Kampanye daring membutuhkan setidaknya ketersediaan jaringan internet, serta kemampuan untuk tampil secara virtual di media massa ataupun hadir dalam bentuk teks, foto maupun siaran langsung dan rekaman di berbagai platform media sosial. Mekanisme kampanye daring dimaksudkan untuk mencegah pertemuan banyak orang yang biasanya terjadi setiap kampanye pilkada.
Sejak Maret 2020, kampanye daring sudah dimulai oleh para bakal calon yang akan berkompetisi di pilkada. Di tengah-tengah mewabahnya Covid-19, kampanye bakal calon kepala daerah yang akan berlaga di Pilkada 2020 sudah bertebaran di jagat twitter. Masing-masing berupaya mengenalkan dirinya serta merebut suara dengan melakukan komunikasi lewat media sosial.
Kampanye secara daring mengubah strategi pemenangan pilkada. Pola peningkatan elektabilitas kandidat dipaksa berubah. Selama ini, strategi kampanye konvensional dilakukan dengan pendekatan dunia nyata dan dunia maya, lapangan dan media, juru kampanye dan buzzer. Optimalisasi kampanye secara daring kian memaksa para kandidat bertatap muka secara daring dengan aplikasi tatap muka daring dan berbagai platform siaran langsung maupun rekaman yang dimiliki media sosial.
Meski PKPU Nomor 13 Tahun 2020 telah mendorong calon untuk kampanye daring, ternyata masih dimungkinkan pertemuan terbatas dengan jumlah peserta 50 orang. Membuka peluang pertemuan tatap muka meski mengurangi maksimal jumlah peserta di saat pandemi menunjukkan ketidaksiapan mengupayakan pilkada yang aman dan sehat bagi warga. Seharusnya penyelenggaraan pilkada menghapus peluang lahirnya kerumunan jika menghendaki tidak ada korban akibat penularan Covid-19. Ketika keputusan kampanye virtual diberlakukan, maka semua harus beralih berkampanye lewat model daring tanpa membedakan lagi kondisi geografis dan sosiologis konstituen.

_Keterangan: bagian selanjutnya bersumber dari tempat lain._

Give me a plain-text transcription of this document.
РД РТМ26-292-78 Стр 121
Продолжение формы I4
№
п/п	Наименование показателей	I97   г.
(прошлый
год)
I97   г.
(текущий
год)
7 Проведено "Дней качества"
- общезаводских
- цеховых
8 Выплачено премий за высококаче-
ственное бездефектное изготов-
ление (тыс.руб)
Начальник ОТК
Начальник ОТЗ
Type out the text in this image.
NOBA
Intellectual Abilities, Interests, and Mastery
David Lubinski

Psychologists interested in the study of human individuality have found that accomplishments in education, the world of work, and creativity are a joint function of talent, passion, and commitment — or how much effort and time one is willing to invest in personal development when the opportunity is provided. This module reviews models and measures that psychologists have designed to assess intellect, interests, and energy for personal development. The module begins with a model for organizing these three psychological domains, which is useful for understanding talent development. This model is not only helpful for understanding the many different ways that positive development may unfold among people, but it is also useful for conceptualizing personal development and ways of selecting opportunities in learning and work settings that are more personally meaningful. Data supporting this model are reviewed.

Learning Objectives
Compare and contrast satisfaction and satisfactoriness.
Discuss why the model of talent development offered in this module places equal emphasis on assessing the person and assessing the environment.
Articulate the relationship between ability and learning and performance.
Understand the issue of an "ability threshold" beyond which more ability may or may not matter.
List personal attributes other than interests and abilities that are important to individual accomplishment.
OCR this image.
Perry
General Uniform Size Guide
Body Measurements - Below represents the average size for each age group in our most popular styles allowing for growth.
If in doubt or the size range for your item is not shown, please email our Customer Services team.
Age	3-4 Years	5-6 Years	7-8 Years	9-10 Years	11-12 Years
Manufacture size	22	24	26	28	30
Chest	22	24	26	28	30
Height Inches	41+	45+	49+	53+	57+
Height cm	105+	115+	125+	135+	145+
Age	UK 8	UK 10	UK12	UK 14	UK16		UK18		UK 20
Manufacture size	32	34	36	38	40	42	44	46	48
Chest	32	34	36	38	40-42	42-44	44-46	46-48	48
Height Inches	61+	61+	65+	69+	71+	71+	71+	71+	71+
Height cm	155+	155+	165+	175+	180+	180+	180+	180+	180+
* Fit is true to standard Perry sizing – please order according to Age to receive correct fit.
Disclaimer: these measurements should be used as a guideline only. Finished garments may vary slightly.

Keputusan tetap melaksanakan pilkada di tengah pandemi memaksa penyelenggara memberikan jaminan, bukan saja aman dari paksaan siapapun, namun juga aman dari ancaman Covid-19. Dilema antara pentingnya berpartisipasi di pilkada dan pentingnya menghindari potensi penularan Covid-19 pada akhirnya membuka wacana soal perlunya pemilihan secara daring di pemilu ataupun pilkada. Boleh jadi, untuk saat ini masih jauh wacana tersebut terealisasi. Namun, memaksimalkan kampanye daring di pilkada tahun ini bisa menjadi awal yang baik untuk menuju digitalisasi proses pemungutan suara di pemilu. Semoga!